I should've chimed in bit earlier.
NVMe testing is very tricky. to explain a bit more, the drive directly sits on pcie bus directly as compared to traditional sata drives. which means that there is a direct highway between the drive, memory, dma controller and cpu. there is no translation between sata protocol etc... to add to this nvme is a very simple protocol optimized for speed. has too many completion queues compared to sata. because of all these reasons, they are very very fast.
now coming to perf numbers; the drive manufacturing companies always want to show off; so they post the best numbers. so they post numbers for the raw drive performance. to explain this, writing a file on operating system is a stack of protocol conversions; in windows example, right click -> paste -> ntfs read+write (ntfs implements its own caching) -> block device (has its own caching) -> scsi protocol -> sata protocol -> actual drive in case of sata drive. in case of nvme few layers are removed.
The drive companies also want to show off speeds in MBps instead of IOPS because if you have 1MB block size set, you get higher MBps for same IOPS. And then they avoid all the file system, block layer and other overheads and do their tests with direct devices.
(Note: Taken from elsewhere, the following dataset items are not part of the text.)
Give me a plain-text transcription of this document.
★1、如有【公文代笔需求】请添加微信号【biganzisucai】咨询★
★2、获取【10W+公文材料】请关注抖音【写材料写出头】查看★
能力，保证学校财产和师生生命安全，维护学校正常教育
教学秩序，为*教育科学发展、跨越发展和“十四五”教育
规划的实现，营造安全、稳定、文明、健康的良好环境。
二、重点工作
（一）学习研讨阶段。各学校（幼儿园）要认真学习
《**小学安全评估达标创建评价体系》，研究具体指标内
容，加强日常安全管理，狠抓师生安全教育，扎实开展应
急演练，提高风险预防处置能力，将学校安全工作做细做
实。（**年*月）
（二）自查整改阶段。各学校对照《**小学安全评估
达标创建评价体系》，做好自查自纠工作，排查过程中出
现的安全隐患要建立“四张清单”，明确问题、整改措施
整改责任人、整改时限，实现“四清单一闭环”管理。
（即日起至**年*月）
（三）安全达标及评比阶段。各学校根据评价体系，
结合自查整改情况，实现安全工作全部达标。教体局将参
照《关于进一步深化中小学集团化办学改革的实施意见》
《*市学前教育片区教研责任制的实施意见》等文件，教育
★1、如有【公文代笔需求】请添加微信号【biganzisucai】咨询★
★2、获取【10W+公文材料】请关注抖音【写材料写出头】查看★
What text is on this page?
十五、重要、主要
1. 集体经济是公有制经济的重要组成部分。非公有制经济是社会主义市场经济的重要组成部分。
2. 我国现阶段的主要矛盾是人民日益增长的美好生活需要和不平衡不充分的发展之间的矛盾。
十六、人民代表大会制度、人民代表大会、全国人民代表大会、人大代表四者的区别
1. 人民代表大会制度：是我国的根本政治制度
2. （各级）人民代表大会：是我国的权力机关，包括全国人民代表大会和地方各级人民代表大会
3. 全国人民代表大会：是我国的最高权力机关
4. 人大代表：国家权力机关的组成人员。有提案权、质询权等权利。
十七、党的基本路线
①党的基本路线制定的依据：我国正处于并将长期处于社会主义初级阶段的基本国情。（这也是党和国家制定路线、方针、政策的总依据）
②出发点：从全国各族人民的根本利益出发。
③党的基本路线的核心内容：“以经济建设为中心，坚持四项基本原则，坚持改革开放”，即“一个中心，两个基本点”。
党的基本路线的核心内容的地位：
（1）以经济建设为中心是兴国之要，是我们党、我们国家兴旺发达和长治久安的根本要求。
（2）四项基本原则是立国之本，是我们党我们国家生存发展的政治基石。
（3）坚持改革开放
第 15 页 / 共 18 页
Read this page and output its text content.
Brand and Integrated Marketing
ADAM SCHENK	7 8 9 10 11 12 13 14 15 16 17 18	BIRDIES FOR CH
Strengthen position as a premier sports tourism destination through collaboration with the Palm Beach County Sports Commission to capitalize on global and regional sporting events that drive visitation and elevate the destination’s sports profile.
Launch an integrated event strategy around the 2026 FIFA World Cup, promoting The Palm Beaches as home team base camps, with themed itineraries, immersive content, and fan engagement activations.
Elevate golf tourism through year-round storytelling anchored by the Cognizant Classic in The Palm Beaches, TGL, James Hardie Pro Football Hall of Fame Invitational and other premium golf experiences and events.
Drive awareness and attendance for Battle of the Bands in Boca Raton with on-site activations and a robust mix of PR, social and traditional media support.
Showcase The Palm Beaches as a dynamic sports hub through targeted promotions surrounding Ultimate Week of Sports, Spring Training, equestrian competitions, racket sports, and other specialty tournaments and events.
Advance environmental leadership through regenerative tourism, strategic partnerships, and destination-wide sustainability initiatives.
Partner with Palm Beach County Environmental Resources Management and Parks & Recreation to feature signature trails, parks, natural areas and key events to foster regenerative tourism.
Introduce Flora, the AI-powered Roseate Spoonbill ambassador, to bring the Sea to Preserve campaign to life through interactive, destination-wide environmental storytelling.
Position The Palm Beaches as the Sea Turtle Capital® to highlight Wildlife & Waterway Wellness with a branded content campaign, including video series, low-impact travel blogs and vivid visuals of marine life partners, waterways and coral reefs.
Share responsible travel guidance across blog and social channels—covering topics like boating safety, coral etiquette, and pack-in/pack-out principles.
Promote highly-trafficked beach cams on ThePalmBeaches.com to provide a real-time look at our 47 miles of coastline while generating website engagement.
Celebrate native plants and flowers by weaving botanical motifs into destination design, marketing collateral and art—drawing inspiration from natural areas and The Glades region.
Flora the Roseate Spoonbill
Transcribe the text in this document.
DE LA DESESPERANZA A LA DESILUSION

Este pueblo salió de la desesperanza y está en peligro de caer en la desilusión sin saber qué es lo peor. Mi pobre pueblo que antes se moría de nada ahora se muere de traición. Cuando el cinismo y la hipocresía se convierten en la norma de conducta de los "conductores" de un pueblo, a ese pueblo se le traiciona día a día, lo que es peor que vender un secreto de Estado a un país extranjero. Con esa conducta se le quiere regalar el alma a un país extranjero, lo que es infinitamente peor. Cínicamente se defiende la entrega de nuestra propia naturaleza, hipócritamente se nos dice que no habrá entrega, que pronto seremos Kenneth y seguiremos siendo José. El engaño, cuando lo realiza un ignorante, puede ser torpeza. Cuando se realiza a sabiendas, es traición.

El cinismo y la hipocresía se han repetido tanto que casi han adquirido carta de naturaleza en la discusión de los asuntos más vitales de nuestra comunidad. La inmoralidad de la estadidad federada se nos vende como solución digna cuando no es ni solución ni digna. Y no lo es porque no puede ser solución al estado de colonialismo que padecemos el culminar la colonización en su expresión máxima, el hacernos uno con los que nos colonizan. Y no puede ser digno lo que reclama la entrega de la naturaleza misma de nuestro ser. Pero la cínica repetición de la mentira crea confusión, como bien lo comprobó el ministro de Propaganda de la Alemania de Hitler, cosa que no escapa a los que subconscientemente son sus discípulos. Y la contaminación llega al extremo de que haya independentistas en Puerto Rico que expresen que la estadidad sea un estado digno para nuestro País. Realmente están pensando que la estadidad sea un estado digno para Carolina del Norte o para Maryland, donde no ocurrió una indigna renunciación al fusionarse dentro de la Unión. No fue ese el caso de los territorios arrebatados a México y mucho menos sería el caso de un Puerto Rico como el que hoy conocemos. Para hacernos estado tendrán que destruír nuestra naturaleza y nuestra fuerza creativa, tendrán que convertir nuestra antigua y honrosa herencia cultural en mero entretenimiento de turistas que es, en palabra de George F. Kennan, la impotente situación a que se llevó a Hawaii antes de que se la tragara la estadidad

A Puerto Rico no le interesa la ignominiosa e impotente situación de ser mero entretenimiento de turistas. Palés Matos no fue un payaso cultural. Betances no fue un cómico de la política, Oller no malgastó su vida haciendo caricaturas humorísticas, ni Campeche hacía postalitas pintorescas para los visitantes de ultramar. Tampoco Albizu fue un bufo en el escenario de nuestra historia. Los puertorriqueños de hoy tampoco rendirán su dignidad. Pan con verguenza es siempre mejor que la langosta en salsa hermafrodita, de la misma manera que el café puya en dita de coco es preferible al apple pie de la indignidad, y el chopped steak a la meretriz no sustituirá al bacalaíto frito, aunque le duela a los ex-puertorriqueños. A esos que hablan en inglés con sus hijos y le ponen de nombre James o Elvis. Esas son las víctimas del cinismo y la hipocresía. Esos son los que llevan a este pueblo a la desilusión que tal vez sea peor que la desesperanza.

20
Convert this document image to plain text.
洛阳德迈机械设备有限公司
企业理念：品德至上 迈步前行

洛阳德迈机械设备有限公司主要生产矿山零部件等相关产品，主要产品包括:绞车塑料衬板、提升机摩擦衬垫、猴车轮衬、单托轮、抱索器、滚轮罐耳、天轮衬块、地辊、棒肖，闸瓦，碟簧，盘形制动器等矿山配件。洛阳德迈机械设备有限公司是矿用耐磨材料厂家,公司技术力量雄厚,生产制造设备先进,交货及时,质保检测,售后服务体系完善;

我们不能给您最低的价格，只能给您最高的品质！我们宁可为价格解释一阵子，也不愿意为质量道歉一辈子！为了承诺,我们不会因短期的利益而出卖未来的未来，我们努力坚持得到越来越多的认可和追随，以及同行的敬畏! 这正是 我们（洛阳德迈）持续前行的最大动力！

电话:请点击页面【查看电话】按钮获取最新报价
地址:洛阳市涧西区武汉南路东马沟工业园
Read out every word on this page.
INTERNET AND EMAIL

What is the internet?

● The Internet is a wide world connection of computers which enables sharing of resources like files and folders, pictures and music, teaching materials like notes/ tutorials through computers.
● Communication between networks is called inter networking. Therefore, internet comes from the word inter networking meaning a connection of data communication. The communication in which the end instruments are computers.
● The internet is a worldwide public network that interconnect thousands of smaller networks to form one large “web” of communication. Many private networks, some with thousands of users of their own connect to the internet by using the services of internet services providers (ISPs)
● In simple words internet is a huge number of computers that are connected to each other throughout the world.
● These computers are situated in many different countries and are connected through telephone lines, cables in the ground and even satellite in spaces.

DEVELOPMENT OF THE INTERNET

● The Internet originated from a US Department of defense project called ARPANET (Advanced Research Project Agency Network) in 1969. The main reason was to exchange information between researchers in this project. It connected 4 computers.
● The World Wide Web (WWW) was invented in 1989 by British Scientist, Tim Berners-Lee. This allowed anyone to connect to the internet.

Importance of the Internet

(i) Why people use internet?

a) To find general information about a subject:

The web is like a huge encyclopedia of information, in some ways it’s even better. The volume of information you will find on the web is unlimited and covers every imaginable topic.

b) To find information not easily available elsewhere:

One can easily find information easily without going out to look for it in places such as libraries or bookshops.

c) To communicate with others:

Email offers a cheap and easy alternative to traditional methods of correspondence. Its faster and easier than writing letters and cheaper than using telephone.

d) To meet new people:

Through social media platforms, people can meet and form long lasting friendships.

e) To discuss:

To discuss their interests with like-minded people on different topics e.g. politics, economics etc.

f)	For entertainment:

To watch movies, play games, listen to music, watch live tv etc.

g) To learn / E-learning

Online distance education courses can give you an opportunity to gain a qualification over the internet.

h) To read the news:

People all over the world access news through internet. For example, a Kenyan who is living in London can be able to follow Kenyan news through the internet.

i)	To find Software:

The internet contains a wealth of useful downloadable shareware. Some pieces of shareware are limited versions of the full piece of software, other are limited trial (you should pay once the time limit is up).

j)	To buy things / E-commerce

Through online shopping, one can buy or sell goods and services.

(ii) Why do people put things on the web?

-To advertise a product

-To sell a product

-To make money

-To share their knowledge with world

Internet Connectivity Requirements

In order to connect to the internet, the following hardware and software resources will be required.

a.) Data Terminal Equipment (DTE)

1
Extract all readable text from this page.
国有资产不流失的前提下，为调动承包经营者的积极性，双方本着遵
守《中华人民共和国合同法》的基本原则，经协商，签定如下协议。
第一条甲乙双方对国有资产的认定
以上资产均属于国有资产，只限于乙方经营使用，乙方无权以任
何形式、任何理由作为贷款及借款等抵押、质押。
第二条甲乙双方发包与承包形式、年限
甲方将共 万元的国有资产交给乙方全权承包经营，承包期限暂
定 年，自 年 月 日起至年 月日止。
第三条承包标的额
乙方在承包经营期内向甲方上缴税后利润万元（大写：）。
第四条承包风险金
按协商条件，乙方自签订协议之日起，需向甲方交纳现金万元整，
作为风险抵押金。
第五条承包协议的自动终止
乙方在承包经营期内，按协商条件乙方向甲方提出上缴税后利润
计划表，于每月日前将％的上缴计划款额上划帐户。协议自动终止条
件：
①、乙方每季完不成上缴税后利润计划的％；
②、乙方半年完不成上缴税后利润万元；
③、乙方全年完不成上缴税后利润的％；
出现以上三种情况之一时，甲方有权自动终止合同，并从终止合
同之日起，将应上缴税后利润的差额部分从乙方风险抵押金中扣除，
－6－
For this reason, we don't use simple linux commands like dd for testing NVMe but instead use fio.
In your case you are simply doing a file copy paste and expecting it to match crystal mark/fio. it wont work like that.
TLDR; too many asterisks with drive performance stats. use fio if you want to test nvme drives. probably on a linux box with raw drives. (linux because, everyone does it like that and windows is stupid anyways.)